The Effects of Glutamine-enriched Total Parenteral Nutrition on Tumor Growth and Host Tissues

Abstract
The effects of glutamine-enriched total parenteral nutrition (TPN + GLN) were studied in tumor-bearing rats because glutamine can benefit host tissues but also may stimulate tumor growth. Rats were implanted with the methylcholanthrene-induced fibrosarcoma (MCA sarcoma) and were studied when the tumor constituted less than 5% of carcass weight (small tumor) and when the tumor constituted 10% of carcass weight (large tumor). Provision of 20% of TPN protein as glutamine produced‘ a significant increase in the arterial glutamine level and maintained the skeletal muscle intracellular glutamine concentration (2.02 ± 0.1 versus 1.39 ± 0.07 μ mol/g, p < 0.01). Concurrently, hind-quarter GLN fractional release increased nearly threefold (p < 0.05) in the TPN + GLN group. Glutamine-enriched total parenteral nutrition did not affect carcass weight, tumor weight, tumor DNA content, or tumor glutaminase activity.
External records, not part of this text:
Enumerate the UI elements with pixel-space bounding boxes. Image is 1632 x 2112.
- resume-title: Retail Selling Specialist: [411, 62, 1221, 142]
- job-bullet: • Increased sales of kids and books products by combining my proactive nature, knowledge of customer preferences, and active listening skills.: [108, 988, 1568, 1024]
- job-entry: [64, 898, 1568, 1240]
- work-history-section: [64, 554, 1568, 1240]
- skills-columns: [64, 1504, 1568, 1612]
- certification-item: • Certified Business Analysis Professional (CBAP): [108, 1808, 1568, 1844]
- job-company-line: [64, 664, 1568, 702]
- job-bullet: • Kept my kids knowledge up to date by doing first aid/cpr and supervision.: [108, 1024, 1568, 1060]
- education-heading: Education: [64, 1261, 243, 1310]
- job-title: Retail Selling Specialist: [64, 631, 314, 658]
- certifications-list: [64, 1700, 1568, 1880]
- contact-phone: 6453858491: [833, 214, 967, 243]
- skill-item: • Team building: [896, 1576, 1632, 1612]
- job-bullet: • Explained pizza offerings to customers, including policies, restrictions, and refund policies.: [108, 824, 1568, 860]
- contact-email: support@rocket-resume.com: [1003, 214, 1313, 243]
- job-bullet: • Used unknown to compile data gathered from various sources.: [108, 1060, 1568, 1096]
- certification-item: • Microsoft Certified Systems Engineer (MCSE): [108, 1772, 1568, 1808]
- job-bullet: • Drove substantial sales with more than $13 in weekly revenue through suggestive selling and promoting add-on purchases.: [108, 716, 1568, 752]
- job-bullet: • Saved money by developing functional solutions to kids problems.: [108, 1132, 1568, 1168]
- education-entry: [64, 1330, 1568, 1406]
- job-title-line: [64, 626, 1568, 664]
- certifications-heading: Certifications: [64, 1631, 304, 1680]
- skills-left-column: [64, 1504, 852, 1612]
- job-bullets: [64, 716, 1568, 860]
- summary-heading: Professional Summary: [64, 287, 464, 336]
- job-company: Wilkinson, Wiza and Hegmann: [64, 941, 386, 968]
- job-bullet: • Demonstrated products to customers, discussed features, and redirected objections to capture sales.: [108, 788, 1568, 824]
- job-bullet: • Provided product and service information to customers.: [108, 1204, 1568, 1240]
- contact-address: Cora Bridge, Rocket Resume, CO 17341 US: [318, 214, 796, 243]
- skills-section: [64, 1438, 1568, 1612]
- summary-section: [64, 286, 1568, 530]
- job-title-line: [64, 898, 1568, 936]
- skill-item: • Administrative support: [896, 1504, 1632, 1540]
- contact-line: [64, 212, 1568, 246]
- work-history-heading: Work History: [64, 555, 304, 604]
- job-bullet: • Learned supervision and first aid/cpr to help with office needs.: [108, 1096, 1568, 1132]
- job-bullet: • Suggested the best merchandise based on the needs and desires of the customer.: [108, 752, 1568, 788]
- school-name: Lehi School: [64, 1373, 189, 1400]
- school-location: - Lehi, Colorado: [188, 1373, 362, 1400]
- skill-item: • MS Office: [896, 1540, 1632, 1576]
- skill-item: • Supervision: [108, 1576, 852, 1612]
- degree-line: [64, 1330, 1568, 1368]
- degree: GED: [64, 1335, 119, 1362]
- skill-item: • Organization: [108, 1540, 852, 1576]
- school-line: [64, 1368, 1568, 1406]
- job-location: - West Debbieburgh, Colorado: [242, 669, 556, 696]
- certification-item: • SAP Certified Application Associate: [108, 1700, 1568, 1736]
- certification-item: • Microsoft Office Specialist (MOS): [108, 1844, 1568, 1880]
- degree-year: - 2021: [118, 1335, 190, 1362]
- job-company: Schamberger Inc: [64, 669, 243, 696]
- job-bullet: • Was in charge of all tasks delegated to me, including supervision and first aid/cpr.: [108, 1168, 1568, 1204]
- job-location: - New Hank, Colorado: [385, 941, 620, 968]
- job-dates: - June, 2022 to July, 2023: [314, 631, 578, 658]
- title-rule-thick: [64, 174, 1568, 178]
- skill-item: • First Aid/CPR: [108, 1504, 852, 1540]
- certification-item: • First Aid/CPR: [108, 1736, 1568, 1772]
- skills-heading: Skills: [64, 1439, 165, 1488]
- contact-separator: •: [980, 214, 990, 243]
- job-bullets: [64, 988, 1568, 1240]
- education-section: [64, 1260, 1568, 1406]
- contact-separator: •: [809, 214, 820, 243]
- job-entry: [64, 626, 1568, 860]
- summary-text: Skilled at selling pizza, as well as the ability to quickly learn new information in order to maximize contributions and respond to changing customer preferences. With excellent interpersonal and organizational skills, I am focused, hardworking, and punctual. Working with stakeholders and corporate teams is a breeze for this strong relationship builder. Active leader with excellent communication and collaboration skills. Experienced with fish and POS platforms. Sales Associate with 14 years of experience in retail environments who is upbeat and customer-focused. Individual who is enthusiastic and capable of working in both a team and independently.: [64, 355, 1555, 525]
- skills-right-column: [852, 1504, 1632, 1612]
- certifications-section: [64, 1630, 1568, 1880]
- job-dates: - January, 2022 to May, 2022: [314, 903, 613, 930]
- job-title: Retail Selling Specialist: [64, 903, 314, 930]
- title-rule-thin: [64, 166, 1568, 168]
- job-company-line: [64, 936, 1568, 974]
Furthermore, DNA flow cytometric analysis did not demonstrate any difference in percentage of aneuploid tumor cells within the GI, S, or G2M cell cycles. However, the ratio of aneuploid to diploid cells within the tumor mass increased by 20% in animals receiving glutamine. Glutamine-enriched total parenteral nutrition had no effect on tumor glutathione (GSH) levels. No increase in hepatic'GSH levels was observed, but gut mucosal GSH levels were 20% greater in the TPN + GLN group (p < 0.05). The provision of glutamine-enriched TPN may be beneficial to the host by maintaining skeletal muscle glutamine stores and by supporting gut GSH biosynthesis. In this tumor model, TPN + GLN does not appear to increase tumor size, tumor DNA content, or tumor glutamine metabolism, but the ratio of tumor cells to host infiltrating cells within the tumor mass, appears to be increased.